The assignment has two primary goals. The first is not only for students to rethink audience, genre, and purpose in relation to content (as they had done this throughout the semester), but also to put these differences in practice. By reconceptualizing their work, students can extend their understanding of writing processes – they can see where writing is collaborative, where it is responsive, where it anticipates, where it has gaps. Further, students can put this into their own words as they design the rubric for the assignment, putting forth their expanded understanding of composition and taking control over the work they accomplish.
The second goal is to prioritize the idea of play in writing. There is an element of experimentation and fun to YouTube that is relentlessly difficult to get students to find in traditional composition. The public audience, newness of video composing, and bit of resulting nerves create a different set of stakes for students that generate excitement. The process itself – which includes a visit to the Student Multimedia and Design Center, a script for peer review, and a storyboard workshop – introduces students to new and interesting work while still keeping the focus on E110’s goals and practices.

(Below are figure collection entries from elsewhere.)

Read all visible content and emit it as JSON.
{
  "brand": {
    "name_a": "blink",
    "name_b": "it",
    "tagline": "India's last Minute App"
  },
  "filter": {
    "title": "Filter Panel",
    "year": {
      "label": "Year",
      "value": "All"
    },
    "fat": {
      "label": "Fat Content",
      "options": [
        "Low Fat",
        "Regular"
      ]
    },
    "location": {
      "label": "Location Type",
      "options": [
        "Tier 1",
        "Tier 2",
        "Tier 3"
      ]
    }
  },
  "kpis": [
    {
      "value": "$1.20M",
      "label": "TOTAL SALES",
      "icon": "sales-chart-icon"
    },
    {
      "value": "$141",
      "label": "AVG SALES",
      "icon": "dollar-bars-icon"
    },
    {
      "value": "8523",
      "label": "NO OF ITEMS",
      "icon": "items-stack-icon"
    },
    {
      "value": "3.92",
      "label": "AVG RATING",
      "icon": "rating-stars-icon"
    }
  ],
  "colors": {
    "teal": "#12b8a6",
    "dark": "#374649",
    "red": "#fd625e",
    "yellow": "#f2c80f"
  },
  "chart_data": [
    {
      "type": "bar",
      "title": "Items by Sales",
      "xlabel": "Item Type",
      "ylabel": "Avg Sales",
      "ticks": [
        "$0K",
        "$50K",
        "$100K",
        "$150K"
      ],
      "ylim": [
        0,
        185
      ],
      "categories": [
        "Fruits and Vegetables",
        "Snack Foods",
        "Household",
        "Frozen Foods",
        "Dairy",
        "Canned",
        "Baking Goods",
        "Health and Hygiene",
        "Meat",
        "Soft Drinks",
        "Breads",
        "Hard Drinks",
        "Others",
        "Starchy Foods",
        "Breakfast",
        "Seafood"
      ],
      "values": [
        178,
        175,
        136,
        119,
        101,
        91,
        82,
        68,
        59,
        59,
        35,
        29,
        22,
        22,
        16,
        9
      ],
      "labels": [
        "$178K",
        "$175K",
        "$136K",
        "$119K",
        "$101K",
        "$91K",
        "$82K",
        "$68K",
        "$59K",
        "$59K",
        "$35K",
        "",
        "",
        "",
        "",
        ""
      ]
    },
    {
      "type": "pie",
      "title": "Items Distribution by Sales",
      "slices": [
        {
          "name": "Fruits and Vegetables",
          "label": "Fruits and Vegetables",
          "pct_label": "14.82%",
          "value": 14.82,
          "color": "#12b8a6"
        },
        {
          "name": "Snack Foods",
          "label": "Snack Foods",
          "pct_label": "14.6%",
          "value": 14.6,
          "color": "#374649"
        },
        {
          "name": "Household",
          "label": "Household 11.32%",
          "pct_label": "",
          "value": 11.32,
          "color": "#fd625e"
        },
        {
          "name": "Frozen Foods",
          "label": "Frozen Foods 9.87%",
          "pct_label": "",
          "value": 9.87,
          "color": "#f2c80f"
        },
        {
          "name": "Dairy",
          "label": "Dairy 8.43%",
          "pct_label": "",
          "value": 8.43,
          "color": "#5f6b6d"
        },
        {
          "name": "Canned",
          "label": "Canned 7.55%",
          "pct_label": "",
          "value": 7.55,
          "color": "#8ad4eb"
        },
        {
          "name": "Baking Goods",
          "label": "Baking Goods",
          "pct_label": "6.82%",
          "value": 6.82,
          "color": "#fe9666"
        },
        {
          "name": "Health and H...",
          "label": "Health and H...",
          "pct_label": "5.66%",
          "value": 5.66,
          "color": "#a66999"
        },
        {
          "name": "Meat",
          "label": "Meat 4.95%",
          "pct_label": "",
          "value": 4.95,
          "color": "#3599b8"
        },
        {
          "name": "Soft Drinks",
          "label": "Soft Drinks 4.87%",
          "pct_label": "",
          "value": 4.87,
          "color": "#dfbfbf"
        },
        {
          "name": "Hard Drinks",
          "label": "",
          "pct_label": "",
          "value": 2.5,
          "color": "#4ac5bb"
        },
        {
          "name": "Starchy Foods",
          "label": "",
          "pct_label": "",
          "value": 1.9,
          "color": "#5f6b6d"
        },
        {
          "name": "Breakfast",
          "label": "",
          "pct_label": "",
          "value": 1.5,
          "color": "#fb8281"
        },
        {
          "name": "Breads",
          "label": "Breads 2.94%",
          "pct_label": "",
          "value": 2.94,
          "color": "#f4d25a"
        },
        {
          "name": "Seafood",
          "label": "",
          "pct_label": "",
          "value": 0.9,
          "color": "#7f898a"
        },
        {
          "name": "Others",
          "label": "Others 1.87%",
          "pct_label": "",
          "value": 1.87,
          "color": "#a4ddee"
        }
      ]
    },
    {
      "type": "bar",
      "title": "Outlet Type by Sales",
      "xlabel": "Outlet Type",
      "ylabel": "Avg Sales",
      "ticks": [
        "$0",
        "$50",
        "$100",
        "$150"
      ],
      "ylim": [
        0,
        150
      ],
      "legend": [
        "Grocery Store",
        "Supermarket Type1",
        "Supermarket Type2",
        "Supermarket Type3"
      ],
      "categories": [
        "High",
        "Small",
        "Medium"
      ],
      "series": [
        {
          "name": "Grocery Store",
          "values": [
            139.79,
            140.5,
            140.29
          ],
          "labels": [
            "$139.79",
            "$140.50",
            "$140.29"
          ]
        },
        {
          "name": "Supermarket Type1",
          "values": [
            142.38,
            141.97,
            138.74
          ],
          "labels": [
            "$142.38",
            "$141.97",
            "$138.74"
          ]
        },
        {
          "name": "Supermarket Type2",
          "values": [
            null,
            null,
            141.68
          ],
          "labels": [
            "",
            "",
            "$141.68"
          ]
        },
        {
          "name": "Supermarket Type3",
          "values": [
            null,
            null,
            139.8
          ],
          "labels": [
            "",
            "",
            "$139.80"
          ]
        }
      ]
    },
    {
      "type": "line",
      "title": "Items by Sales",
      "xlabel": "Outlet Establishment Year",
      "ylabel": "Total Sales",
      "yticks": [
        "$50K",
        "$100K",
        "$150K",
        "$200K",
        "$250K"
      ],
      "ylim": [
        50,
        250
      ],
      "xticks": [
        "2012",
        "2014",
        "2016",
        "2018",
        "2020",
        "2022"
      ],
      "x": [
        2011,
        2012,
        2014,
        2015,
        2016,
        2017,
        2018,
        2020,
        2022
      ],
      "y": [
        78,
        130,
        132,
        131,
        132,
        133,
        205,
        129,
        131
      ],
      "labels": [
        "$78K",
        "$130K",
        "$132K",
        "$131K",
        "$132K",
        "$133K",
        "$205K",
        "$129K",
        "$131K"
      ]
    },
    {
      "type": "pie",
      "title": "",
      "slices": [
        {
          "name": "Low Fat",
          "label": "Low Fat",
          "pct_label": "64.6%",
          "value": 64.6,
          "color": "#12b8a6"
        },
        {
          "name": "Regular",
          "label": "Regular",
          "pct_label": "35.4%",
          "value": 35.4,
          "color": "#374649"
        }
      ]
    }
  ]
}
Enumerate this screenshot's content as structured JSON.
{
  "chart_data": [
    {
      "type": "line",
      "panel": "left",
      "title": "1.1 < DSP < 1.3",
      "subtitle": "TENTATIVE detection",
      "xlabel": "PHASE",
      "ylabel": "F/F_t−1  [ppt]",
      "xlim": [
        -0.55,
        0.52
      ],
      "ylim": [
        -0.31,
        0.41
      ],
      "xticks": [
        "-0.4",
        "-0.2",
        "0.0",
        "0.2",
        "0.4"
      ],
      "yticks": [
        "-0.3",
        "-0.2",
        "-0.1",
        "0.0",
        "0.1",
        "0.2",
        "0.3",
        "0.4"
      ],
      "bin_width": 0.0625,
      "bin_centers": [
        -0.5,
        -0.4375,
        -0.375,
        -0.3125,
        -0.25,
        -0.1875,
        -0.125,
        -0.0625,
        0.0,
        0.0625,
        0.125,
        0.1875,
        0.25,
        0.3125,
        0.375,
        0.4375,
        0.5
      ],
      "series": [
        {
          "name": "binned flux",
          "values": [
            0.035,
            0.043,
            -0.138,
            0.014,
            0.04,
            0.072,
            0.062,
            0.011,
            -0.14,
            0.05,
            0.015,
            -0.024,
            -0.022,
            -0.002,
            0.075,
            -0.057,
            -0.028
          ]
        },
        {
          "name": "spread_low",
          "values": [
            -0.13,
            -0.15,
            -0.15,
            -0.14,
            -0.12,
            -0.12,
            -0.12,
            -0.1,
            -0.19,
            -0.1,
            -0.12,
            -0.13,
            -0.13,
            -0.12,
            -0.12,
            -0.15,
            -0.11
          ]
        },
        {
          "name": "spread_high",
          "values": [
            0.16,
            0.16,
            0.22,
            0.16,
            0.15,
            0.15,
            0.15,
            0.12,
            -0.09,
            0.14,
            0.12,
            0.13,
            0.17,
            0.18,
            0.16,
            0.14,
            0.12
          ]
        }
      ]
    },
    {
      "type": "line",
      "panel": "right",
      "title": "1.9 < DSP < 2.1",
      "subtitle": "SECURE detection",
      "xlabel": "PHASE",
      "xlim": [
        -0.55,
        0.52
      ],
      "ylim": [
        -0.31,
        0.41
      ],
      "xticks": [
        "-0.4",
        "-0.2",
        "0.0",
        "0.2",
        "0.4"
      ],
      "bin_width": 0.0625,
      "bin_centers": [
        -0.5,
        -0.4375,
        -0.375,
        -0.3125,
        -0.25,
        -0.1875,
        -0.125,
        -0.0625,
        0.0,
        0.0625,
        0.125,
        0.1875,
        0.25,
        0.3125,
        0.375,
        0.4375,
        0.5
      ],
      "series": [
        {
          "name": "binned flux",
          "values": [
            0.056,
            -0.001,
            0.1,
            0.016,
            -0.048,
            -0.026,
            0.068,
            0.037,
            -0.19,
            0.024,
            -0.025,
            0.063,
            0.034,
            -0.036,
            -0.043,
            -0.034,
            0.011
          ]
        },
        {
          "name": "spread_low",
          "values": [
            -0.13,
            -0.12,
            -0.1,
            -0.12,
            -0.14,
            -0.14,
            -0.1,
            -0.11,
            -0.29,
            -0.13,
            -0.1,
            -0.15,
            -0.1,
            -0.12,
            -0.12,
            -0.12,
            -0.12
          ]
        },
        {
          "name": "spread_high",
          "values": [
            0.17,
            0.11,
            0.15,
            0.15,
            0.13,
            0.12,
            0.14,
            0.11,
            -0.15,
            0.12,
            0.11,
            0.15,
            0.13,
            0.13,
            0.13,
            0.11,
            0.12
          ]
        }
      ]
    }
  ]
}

Concepts in 60 asks students to engage in critical reading, the writing process, rhetorical knowledge, and knowledge of conventions. This engagement in some ways is similar to the work they do in the Critical Essay. Students bring in primary and secondary material in addition to their own, they engage in a writing process (scripting, storyboarding, filming, editing), they pay careful attention to audience, genre, and purpose, and they consider what is expected of various types of YouTube videos. At the end of the semester, we have a YouTube film festival and students share this work and comment on its strengths, cementing the class community. For instance, a few students bonded over the blooper reels they made, which was entirely their own idea and not something I mentioned in class. This, to me, is such an important indicator of students’ ambition and ownership over their work for this assignment. The moments that didn’t work – the moments that were cut, where the composition failed to meet their expectations – were still of interest and importance to the authors and their audience. Concepts in 60, even within the final products, made the writing process visible and fascinating for students and, more importantly, allowed students to exercise their own creativity and innovation.